Bia terminó la secundaria, hizo Enem y fue a estudiar educación física en la universidad. Y dicen que la mayoría de las lenguas que mientras asistía a la universidad continuó con sus aventuras sexuales. Uno de los comensales decidió hacerse cargo del gato y durante unos tres años estuvo condicionada a escalar solo con el chico al que se unió. Dicen que ya cerca del final de esta relación, Beatriz estaba pasando el turno en el gimnasio donde trabajaba y masajeaba. De hecho, Bia era una mujer muy caliente y con una predisposición a una vida sexual hiperactiva. Ella escalaba de hecho por placer y porque realmente disfrutaba de un buen palo rascándole el coño.
Después de casi 10 años volví a conocer a Bia en una fiesta y empezamos a hablar e incluso bailamos juntos y así sucesivamente, pero ese día no pasó nada, la relación maestro-alumno todavía prevaleció en nuestra reunión. Bia dijo que se estaba preparando para dar un concurso público y que tenía algunos ensayos para mostrarme. Quería que los corrigiera y le diera algunas lecciones privadas. Intercambiamos teléfonos y una semana después, Bia llamó preguntando si estaba disponible para ir a su apartamento para ayudarla a prepararse para el concurso. Me puse a disposición y ella pasó la dirección de su apartamento y fui a reunirme con ella.
Cuando llegué al apartamento, ella me saludó con un abrazo afectuoso y nos fuimos a una mesa. Ella me mostró los textos y temas que ya había producido y presentó todo el material de estudio que estaba usando para sus estudios. Corregí los textos, pasé algunas ollas y tomé algunas preguntas que tenía. Ella preguntó cuánto sería mi clase y yo dije que no cobraría nada y que solo esperaba que ella tuviera éxito en la empresa. Comenzamos a hablar y hablar de todo e incluso del final de mi última relación.
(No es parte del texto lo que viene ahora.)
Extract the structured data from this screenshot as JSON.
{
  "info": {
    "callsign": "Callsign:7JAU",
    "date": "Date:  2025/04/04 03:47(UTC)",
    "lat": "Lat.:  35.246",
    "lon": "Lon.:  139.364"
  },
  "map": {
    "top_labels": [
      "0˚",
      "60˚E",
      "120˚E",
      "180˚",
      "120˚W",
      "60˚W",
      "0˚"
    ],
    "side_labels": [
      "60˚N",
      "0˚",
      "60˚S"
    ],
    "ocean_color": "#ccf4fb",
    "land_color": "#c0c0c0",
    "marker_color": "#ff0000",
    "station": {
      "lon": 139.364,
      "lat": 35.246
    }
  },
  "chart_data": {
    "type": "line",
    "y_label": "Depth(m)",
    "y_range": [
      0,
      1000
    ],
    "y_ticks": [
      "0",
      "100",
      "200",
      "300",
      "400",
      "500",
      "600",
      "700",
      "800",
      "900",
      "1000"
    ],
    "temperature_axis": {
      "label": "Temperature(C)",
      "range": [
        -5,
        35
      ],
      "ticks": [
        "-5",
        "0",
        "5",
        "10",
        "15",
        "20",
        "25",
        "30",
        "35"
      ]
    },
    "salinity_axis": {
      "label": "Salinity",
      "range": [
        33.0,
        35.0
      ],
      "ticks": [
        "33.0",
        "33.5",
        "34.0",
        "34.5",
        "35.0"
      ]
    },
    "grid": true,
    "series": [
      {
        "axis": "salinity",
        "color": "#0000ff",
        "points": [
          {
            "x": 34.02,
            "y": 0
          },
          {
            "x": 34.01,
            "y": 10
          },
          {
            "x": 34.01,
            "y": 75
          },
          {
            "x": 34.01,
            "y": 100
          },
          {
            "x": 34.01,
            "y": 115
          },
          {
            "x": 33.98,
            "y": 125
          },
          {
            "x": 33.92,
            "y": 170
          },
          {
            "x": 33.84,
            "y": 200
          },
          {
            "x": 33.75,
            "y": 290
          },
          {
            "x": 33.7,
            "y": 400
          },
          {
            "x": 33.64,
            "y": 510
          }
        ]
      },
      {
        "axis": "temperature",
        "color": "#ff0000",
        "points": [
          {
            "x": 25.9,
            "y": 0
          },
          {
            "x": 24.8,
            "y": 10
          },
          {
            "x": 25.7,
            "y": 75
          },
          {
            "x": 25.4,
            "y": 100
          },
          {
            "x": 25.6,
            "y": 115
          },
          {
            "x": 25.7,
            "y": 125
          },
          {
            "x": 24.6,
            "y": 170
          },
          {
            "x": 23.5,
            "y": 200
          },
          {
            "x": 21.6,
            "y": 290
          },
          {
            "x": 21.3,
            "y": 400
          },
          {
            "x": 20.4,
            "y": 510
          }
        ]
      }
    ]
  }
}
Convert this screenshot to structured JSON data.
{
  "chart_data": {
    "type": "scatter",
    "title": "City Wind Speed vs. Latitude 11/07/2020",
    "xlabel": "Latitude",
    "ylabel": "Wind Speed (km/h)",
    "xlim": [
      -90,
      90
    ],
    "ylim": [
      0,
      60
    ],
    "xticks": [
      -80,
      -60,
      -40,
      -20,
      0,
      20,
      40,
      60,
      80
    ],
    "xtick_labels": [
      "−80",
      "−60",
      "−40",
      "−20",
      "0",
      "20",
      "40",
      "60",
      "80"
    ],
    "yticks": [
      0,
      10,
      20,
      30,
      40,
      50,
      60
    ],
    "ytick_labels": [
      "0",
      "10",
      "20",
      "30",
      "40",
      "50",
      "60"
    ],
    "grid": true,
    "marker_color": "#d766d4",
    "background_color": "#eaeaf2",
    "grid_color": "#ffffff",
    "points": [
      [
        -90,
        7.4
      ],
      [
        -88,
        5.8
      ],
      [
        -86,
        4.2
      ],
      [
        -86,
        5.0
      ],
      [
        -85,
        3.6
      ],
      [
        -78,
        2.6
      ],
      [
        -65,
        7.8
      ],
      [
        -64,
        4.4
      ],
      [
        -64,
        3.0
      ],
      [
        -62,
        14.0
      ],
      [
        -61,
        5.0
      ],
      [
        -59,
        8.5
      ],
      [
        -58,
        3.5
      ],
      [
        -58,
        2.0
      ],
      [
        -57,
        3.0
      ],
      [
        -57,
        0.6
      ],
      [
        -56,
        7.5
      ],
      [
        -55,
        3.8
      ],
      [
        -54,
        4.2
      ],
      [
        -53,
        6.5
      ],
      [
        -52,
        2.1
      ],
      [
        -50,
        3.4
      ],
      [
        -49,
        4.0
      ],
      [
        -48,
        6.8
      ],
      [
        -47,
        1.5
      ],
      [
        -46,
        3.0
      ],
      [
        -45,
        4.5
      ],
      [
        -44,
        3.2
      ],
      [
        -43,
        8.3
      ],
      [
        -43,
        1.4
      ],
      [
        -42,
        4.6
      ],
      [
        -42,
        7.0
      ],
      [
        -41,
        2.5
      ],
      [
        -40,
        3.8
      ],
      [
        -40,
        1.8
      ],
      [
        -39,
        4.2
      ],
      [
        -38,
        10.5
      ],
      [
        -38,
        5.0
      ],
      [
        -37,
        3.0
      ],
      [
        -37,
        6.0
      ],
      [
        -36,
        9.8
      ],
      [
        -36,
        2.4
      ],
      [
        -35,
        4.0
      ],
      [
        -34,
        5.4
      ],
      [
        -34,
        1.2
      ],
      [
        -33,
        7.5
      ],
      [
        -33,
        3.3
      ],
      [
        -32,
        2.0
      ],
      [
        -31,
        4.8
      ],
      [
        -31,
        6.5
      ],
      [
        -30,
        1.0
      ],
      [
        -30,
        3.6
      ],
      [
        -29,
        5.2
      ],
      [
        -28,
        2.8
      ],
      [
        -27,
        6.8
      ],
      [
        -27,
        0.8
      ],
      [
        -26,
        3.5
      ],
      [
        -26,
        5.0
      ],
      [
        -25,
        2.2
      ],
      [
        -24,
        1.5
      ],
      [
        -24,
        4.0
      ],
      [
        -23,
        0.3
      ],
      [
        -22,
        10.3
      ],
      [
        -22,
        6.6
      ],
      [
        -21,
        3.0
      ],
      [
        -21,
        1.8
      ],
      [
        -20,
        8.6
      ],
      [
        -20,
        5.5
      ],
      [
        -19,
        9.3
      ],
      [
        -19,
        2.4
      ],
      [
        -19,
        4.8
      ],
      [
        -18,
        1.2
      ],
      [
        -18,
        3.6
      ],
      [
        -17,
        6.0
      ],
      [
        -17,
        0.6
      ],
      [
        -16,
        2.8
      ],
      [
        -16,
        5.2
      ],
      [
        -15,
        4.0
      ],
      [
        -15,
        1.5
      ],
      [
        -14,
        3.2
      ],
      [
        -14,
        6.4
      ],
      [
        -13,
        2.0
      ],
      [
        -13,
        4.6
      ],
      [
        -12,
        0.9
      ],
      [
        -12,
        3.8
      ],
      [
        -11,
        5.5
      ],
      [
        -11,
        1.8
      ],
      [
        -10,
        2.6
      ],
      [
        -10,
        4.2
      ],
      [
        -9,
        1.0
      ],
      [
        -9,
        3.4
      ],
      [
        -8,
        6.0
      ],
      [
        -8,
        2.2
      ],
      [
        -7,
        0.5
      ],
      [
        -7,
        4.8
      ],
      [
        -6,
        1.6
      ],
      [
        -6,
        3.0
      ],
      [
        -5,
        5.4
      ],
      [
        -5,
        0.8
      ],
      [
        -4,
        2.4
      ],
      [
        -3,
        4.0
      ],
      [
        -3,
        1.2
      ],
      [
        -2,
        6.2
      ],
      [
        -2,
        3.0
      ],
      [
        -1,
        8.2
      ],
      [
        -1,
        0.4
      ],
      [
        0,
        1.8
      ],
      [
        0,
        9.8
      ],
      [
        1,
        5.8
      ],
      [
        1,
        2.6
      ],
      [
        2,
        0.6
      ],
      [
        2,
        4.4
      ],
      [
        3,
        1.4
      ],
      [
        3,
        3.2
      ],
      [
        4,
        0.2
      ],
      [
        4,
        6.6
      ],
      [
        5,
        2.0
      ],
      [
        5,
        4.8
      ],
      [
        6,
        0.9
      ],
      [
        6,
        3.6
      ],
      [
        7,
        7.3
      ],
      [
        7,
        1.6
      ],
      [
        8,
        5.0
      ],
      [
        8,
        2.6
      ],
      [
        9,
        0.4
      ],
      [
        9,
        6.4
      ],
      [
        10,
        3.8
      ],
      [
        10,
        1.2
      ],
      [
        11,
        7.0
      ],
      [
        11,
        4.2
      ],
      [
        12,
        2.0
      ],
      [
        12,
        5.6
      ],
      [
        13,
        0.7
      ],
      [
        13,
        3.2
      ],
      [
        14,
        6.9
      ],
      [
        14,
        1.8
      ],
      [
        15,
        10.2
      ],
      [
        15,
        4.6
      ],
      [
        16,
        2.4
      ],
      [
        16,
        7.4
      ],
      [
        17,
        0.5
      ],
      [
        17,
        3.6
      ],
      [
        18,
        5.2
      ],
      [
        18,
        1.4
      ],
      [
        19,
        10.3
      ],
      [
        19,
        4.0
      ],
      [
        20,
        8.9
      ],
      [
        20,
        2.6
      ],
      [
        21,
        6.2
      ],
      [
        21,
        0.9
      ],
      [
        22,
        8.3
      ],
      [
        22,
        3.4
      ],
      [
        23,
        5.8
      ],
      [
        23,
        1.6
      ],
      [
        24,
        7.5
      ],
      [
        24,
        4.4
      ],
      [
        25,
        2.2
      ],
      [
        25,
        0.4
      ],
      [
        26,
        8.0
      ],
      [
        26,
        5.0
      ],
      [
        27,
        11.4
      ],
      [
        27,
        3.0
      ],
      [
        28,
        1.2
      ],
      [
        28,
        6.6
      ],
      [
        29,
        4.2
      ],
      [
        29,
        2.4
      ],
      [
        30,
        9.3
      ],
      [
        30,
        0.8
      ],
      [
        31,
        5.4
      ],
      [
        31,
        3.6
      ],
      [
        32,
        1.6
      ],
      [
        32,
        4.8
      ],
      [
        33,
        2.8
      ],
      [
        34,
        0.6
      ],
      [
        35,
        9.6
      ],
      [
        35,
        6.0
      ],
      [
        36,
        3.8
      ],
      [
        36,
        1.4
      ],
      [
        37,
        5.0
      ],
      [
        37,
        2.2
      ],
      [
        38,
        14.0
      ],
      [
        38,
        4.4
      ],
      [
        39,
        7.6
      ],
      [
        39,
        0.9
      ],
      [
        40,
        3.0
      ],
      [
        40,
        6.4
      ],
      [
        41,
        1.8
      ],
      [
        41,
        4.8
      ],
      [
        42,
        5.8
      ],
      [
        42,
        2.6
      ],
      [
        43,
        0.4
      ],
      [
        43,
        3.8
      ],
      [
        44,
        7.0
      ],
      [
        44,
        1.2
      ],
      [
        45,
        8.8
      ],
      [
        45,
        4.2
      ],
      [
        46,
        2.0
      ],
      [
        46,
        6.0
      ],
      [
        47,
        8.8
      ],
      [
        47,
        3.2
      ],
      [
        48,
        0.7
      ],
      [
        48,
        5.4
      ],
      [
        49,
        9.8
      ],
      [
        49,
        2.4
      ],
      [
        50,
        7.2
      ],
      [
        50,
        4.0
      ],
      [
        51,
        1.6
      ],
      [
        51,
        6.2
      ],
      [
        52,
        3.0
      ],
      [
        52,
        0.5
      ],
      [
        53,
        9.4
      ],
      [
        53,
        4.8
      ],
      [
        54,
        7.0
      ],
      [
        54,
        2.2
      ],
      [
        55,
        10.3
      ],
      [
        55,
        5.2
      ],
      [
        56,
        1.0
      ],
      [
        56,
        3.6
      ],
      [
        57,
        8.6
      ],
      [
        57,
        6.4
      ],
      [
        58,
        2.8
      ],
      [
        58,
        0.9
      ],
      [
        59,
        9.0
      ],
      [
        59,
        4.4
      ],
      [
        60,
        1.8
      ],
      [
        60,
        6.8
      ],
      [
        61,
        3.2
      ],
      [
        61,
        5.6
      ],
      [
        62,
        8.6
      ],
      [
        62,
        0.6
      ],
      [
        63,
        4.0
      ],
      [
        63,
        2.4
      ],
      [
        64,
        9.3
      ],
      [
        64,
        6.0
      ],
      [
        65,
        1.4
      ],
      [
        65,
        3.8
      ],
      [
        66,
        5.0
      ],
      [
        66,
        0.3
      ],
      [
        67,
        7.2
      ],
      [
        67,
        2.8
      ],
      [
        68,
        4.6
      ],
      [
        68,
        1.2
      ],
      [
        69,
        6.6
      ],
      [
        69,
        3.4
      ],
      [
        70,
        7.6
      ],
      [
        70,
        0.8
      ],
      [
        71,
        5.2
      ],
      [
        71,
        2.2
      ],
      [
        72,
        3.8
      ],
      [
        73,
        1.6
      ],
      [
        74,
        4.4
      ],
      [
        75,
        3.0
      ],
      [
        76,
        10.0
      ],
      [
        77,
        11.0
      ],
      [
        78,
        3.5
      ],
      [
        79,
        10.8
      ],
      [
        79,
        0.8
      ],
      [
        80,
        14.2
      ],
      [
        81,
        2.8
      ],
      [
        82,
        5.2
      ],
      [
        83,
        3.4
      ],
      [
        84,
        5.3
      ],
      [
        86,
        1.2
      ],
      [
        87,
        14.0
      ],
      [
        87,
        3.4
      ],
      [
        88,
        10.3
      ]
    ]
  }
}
Beatrice muy hábilmente dijo de inmediato que pensaba que yo era muy necesitado y que ella tenía una manera de compensar el tiempo que pasé con ella. Habiendo dicho eso, su mano ya estaba tocando mi pene sobre mi ropa. Relájate, siempre me miraste con una mirada descarada. ¿Crees que lo olvidé? Aprovecha ahora, seré tuya de la manera que quieras. Propuesta irrefutable. Beatrice tenía 29 años, pero todavía estaba tan caliente que ni siquiera parecía tener la edad actual. Como no estoy hecha de hierro, desde arriba. Bia ya estaba con mi palo en sus manos y ya estaba haciendo un bocado mojado en mi pene. Chupaba como una pequeña puta, parece que se había especializado en prostituirse. Llevaba pantalones cortos y pronto me deshice de él y del pequeño zapato que lleva en la parte inferior. A pesar de que le gustaba, el vibrador entre mis piernas estaba listo para ser afeitado por un momento.
Me lleva a su habitación y en la cama empezamos a trepar muy bien. Hicimos varias posiciones: mamá, papá, cucharón, pollo asado y lo mejor fue que ella sobre la costa para mí en un paseo inverso. Se enrolló hacia arriba y hacia arriba y hacia abajo en mi pene de una manera agradable. Su Xxota se tragó todo mi palo y ella gimió bien. Montando comienza a burlarse del palo enterrado dentro del xana. No me contenía y le llené la boca de mierda. Fue una broma que estaba esperando este momento durante más de 10 años y entendí la razón de tanta rabia de los chicos en los días de la escuela. Ella era muy, pero muy agradable y sabía cómo volver loco a cualquier hombre. Clase bonita, maloliente, agradable y desplegada en clase. Fue lo mejor que di en toda mi vida y el pago más justo que recibí.